Sem predadores, os javalis se proliferaram rapidamente. Diante disso, inúmeras iniciativas foram adotadas para o manejo dessas espécies. A última delas é a caça com arma de fogo, após flexibilização do armamento da população pelo ex-presidente Jair Bolsonaro (PL).
Nos últimos anos, o que facilitou a obteção de armas ficou conhecido como registro para Colecionadores, Atiradores desportivos e Caçadores (CACs). Com a mudança de governo, que registrou novamente a comercialização de armamento, houve a transferência de licenciamento para a caça de javalis do Instituto Brasileiro do Meio Ambiente e dos Recursos Naturais Renováveis (Ibama) para o Exército. Mas o que isso muda?
Acerca deste assunto, o Jornal Opção ouviu o presidente da Associação Nacional de Caça e Conservação (ANCC), em Goiânia, Daniel Terra. “Na verdade, essa mudança é uma mudança ideológica. Não sai da gestão do Ibama, mas eles usam a questão da regulamentação do Exército, para emitir a guia, para tentar suspender a caça”, sugere.

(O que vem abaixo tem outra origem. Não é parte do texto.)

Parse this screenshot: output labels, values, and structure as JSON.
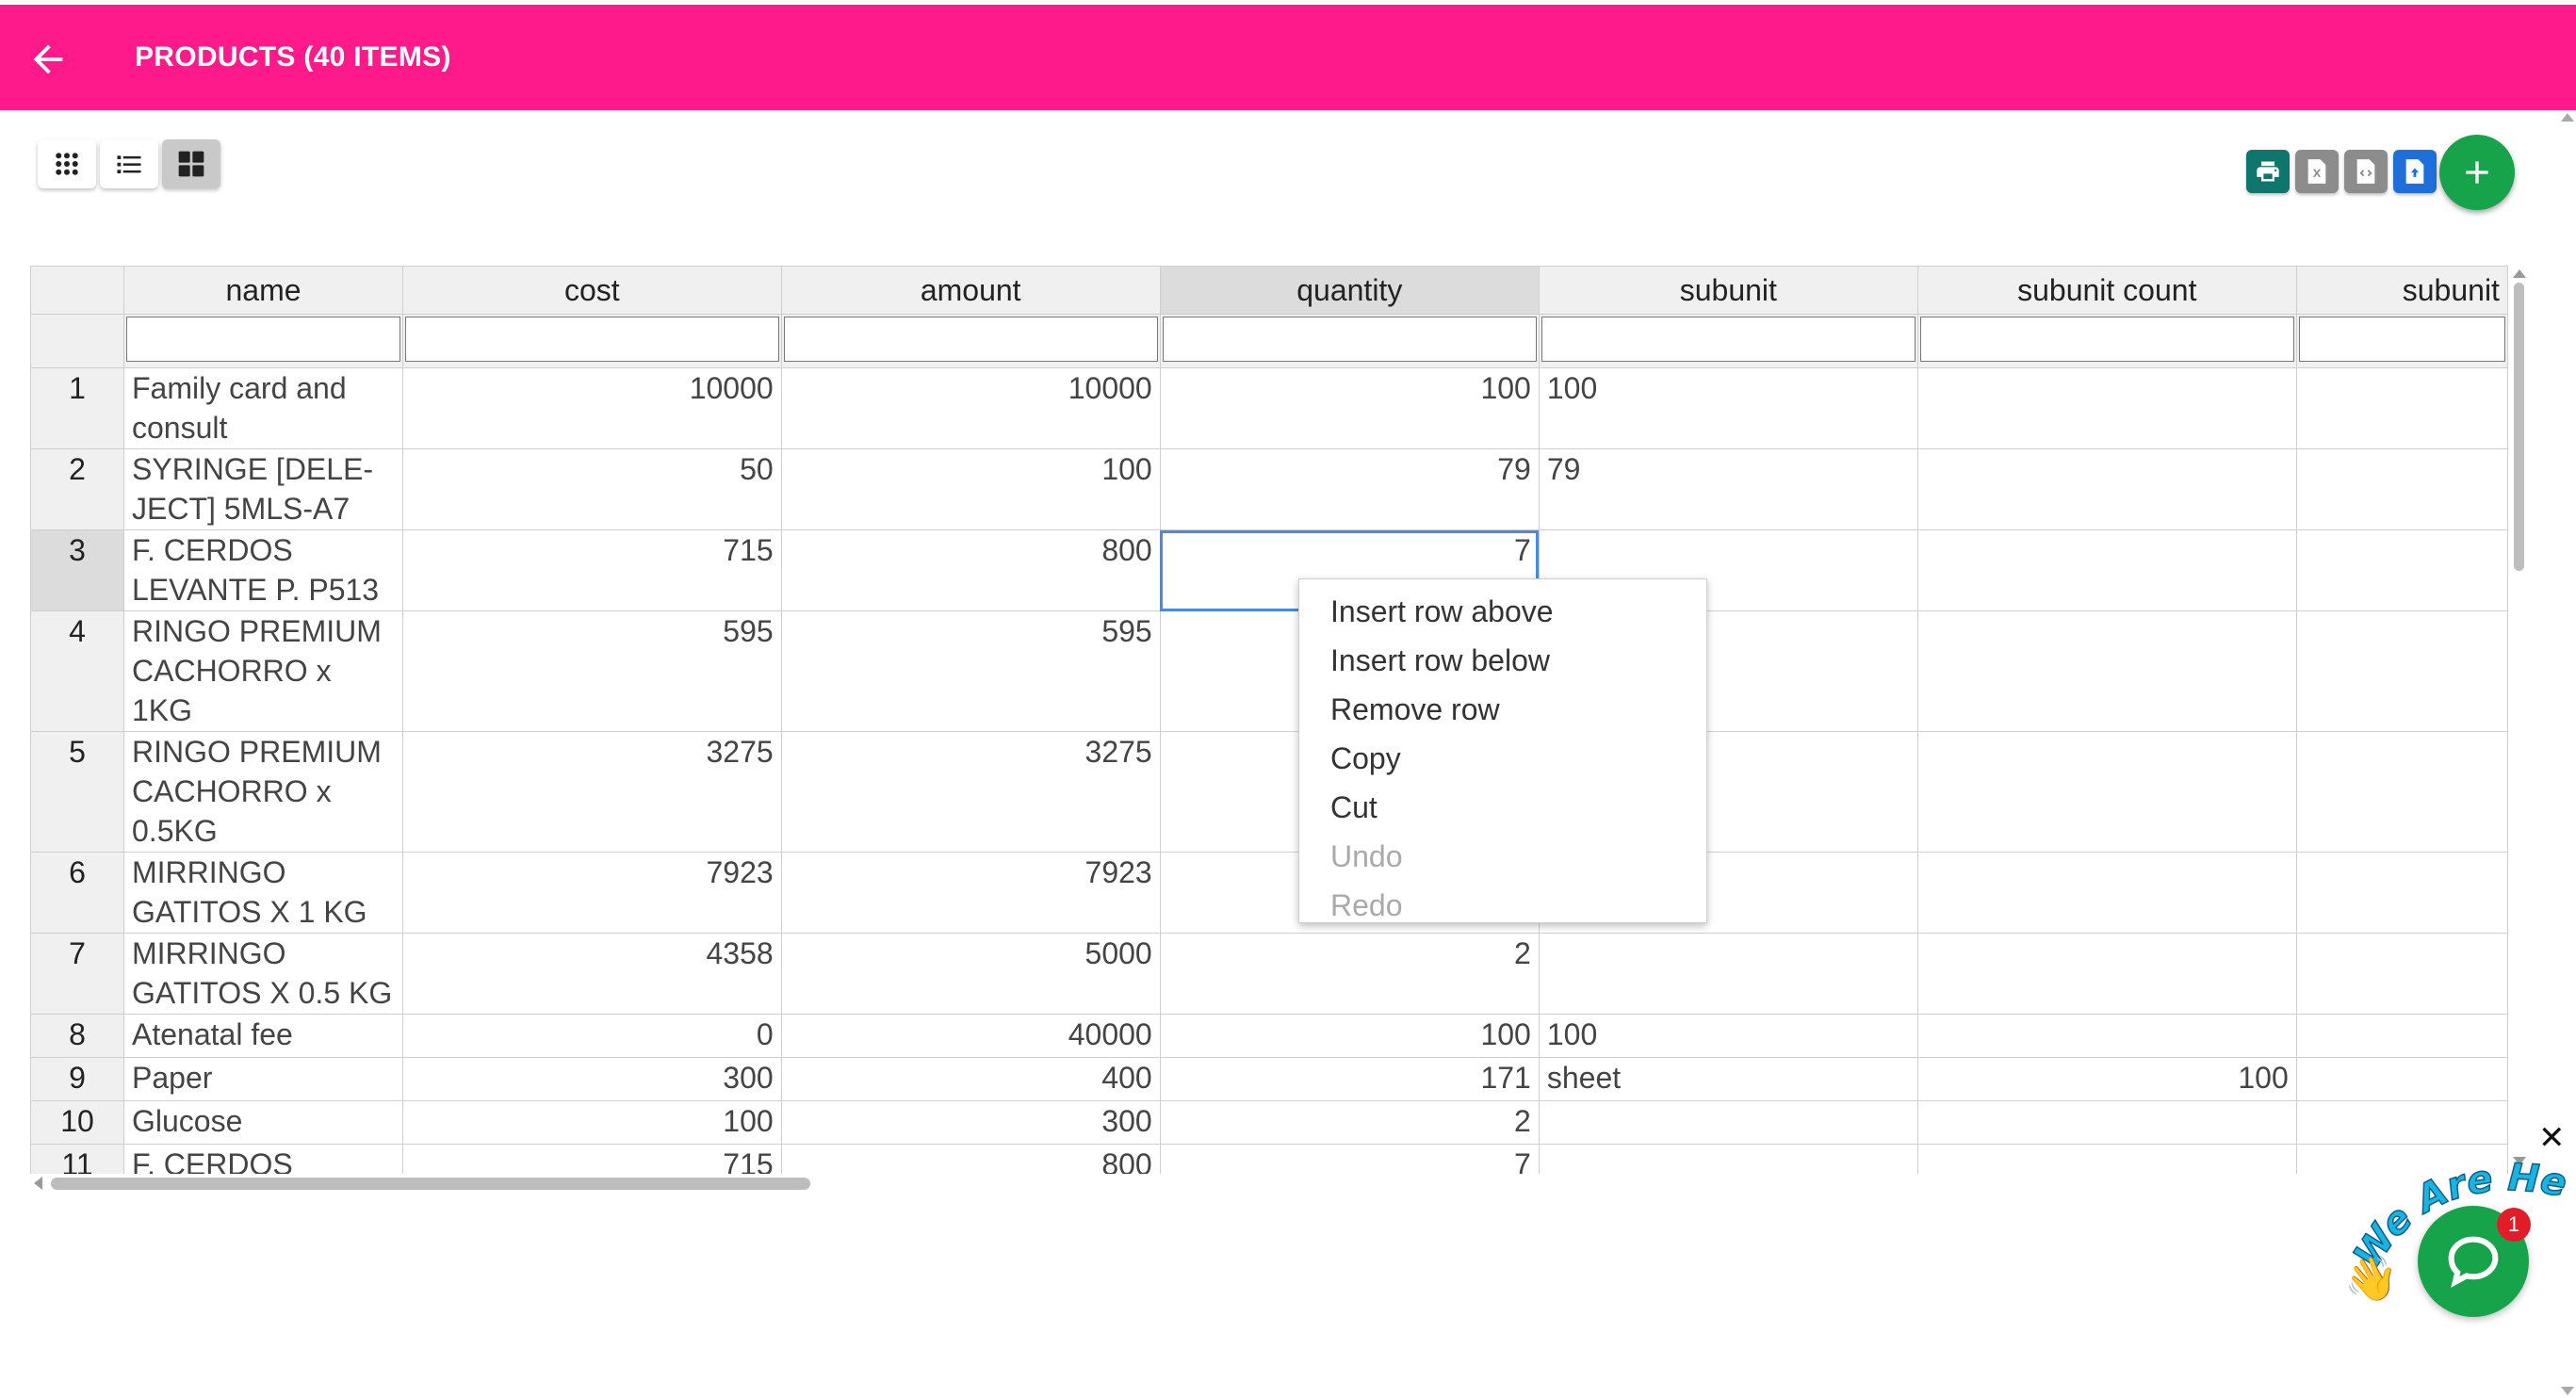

“O que o Ibama quer na verdade? Eles não querem que haja caça com arma de fogo”, disse. Por outro lado, segundo Terra, o órgão deixou em aberto a caça por armadilhas, o que traria riscos para outras espécies da fauna brasileira. “A armadilha que é caríssima e é um método cruel, porque o animal morre se debatendo. Além disso, ela distingue animais e pode pegar animais silvestres. Isso tudo por uma questão simples: eles não gostam que as pessoas tenham armas”, opina.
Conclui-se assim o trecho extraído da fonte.